# Final decision (?) -  flat on Queens Gate Terrace



## 3kids4me (Mar 6, 2008)

This looks to be a little farther from the tube than I would have liked, but the owner seems honest and I wouldn't have to move halfway through our vacation.  However, if anyone has any last minute comments before I put down the deposit, will you let me know?

The flat is on the corner of Queens Gate Terrace and Queens Gate.
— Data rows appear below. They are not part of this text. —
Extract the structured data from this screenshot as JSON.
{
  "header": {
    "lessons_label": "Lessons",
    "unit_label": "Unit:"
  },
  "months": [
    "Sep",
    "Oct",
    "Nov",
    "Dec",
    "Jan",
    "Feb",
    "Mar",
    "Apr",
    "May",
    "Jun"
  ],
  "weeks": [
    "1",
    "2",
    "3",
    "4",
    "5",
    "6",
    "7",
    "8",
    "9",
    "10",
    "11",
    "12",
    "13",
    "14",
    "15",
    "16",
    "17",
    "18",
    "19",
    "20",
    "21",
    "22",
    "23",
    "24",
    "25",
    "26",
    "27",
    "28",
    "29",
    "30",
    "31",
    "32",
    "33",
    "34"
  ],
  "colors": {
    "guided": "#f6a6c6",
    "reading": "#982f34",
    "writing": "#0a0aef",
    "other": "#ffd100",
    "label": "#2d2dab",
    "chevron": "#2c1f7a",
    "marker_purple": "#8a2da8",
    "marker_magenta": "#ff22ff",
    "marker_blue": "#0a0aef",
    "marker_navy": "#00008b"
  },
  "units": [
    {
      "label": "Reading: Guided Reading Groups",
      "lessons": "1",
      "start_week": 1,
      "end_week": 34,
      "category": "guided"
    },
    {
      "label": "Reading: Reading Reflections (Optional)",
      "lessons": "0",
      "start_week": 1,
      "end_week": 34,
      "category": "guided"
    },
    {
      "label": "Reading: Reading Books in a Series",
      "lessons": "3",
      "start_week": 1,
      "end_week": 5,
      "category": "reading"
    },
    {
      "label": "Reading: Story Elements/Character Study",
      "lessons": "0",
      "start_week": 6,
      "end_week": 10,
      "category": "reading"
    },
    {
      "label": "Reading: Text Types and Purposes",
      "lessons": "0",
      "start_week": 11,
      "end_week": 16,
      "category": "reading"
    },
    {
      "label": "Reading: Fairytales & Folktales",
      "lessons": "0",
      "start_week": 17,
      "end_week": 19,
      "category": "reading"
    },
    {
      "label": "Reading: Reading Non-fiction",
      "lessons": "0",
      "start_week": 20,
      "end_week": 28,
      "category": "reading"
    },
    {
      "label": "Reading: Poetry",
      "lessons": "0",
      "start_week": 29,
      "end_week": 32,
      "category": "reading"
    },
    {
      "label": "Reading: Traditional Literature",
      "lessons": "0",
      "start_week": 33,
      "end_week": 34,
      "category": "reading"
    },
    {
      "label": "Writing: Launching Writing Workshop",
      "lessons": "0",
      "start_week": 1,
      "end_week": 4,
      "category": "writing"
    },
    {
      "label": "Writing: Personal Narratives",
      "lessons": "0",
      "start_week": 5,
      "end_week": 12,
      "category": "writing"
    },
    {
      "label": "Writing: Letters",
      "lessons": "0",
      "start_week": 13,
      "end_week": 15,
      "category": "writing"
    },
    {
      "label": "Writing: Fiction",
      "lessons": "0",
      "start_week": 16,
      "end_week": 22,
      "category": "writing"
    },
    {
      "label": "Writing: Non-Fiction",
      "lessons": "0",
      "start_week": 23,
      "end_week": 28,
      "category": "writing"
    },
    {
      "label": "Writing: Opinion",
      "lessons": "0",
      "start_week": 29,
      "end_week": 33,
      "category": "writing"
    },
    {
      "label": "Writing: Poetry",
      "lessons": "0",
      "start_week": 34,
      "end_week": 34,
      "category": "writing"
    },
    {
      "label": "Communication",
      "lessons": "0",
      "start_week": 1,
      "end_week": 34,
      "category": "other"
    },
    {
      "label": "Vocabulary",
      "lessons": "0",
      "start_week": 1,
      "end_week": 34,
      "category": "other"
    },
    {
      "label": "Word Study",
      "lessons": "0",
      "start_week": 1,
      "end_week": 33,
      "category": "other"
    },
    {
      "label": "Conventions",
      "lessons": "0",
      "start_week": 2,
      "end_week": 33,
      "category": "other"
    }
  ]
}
I really did like the flat at Egerton Gardens, but I really don't want to pick up and move halfway through the vacation, not to mention the fact that I can't seem to find something nice to move into...

Thanks you guys!


----------



## lscott (Mar 7, 2008)

*Distance to tube station*

Don't know what you would consider a long walk to tube station for your family.  Looking at map of London, I see that you are no farther from Gloucester Rd sta than we were when we stayed at Roland House (Old Brompton Rd at Roland Gardens), or from South Ken sta when we stayed at Queensgate at Manson Pl.  A few blocks walk which was nothing to us.


----------



## nonutrix (Mar 7, 2008)

The location looks great!  I can't imagine that it would be more than 3-4 *short* blocks to the tube stop.  You probably have a winner!

Good luck!

nonutrix


----------